Le langage est aussi ce qui nous fait exister : "Je parle donc je suis", pourrait-on dire, car la pensée et la parole vont de pair. Notre conscience d’exister est donc fonction de cette capacité de parler à quelqu’un et de recevoir sa parole. A la question "Est-ce que je suis ?", la réponse qui nous est donnée par le langage et l’écriture est que je suis à la fois "traceur", car je laisse une trace dans l’intelligence d’un autre, et "trace", parce que j’ouvre mon intelligence à la pensée d’un autre. Ces jeunes qui n’ont rien pour transmettre leur pensée avec une chance d’être compris, ni de recevoir la pensée de quelqu’un avec vigilance et non comme une éponge passive, fait qu’ils ne se sentent rien, qu’ils pensent n’avoir quasiment aucune existence. Or aucun être humain n’a le courage de ne laisser de soi aucune trace. S’il y a donc une explication profonde à ce passage à l’acte violent, c’est celle de se dire qu’ils sont humains, et que sans pouvoir laisser de trace par la parole ou l’écriture.- ce qui est pacifique - ils vont en laisser une par l’insulte, la violence ou le meurtre.

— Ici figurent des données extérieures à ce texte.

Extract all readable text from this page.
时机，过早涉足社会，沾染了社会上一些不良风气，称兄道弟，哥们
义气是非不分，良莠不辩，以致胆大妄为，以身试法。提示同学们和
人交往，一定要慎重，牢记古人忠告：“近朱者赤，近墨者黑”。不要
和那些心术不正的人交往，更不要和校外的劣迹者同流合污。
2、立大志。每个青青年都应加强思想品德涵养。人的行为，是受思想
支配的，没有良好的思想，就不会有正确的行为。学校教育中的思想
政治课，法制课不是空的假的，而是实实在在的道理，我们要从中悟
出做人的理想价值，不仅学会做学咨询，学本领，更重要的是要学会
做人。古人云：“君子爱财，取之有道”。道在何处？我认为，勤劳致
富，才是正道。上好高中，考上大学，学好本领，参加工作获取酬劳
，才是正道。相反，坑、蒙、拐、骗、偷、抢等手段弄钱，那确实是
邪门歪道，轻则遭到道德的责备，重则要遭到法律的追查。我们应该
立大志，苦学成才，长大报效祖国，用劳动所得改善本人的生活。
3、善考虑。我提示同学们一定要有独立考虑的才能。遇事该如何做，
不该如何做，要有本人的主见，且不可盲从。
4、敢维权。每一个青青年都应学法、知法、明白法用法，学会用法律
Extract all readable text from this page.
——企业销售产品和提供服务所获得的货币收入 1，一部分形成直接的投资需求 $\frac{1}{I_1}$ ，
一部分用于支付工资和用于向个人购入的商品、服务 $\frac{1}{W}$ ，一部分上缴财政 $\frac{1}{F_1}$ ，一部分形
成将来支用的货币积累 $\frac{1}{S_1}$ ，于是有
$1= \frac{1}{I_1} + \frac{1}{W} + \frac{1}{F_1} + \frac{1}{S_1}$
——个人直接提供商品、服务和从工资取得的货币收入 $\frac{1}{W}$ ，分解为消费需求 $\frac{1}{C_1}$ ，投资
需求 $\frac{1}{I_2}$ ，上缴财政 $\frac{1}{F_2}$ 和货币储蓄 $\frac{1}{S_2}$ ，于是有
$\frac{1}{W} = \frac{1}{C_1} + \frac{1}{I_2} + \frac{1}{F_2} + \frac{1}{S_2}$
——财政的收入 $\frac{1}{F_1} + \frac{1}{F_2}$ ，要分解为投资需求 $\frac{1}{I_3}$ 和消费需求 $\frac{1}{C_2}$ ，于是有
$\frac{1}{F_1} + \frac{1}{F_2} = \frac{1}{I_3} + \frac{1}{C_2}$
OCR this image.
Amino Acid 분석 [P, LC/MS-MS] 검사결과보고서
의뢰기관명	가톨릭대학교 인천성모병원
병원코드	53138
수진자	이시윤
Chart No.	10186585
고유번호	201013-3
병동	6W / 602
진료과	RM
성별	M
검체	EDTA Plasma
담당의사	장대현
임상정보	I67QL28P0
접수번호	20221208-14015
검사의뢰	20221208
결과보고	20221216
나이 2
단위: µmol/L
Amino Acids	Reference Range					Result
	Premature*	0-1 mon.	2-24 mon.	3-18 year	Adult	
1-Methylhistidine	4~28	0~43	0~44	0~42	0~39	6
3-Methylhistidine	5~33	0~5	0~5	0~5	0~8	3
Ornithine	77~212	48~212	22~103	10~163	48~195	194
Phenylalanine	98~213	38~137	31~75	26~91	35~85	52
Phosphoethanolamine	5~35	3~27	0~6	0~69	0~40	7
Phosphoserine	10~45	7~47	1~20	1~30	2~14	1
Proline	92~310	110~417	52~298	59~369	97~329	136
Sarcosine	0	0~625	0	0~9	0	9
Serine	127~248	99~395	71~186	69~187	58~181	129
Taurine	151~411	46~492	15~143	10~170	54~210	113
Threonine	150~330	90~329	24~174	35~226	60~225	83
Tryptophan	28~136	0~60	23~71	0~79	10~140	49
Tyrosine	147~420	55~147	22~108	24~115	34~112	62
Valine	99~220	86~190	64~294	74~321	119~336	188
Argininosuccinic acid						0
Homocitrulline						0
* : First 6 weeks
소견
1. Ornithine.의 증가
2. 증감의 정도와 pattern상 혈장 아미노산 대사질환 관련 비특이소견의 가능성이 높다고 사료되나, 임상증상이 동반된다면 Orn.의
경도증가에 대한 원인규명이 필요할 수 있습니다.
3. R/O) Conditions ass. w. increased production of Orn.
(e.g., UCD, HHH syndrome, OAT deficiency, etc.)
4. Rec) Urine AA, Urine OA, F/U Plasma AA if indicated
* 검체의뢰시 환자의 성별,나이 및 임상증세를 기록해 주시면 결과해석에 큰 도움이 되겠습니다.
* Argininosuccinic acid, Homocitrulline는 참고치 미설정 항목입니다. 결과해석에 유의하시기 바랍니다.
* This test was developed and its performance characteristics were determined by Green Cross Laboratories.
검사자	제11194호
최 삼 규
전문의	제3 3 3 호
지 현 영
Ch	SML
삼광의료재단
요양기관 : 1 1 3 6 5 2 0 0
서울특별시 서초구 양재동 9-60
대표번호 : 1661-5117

Mais de nouveau, si c’est si évident, pourquoi est-ce que l’école ne s’y attelle pas plus énergiquement ? Parce qu’elle a été baignée dans la peur de transmettre, dans la croyance que la transmission d’une culture aliénait la liberté individuelle, alors qu’elle lui offre des bases fondamentales ?

Les explications sont multiples, mais la vraie question que je pose à l’école est celle-ci : est-elle prête à croire au couple laïcité et spiritualité ? Car si elle abandonne la question de la spiritualité qui habite chaque être humain, elle la laisse à de faux prophètes qui en feront des armes pour enchaîner l’intelligence de nos enfants. La spiritualité, pour moi, c’est regarder vers le haut même s’il n’y a personne, et surtout s’il n’y a personne. La spiritualité est liée à la culture, à l’échange, au débat, au dialogue autour des textes fondateurs de nos civilisations qui posent les questions universelles et que l’école a laissé tomber.

Que pensez-vous de la prégnance de plus en plus importante des écrans dans la vie des enfants ?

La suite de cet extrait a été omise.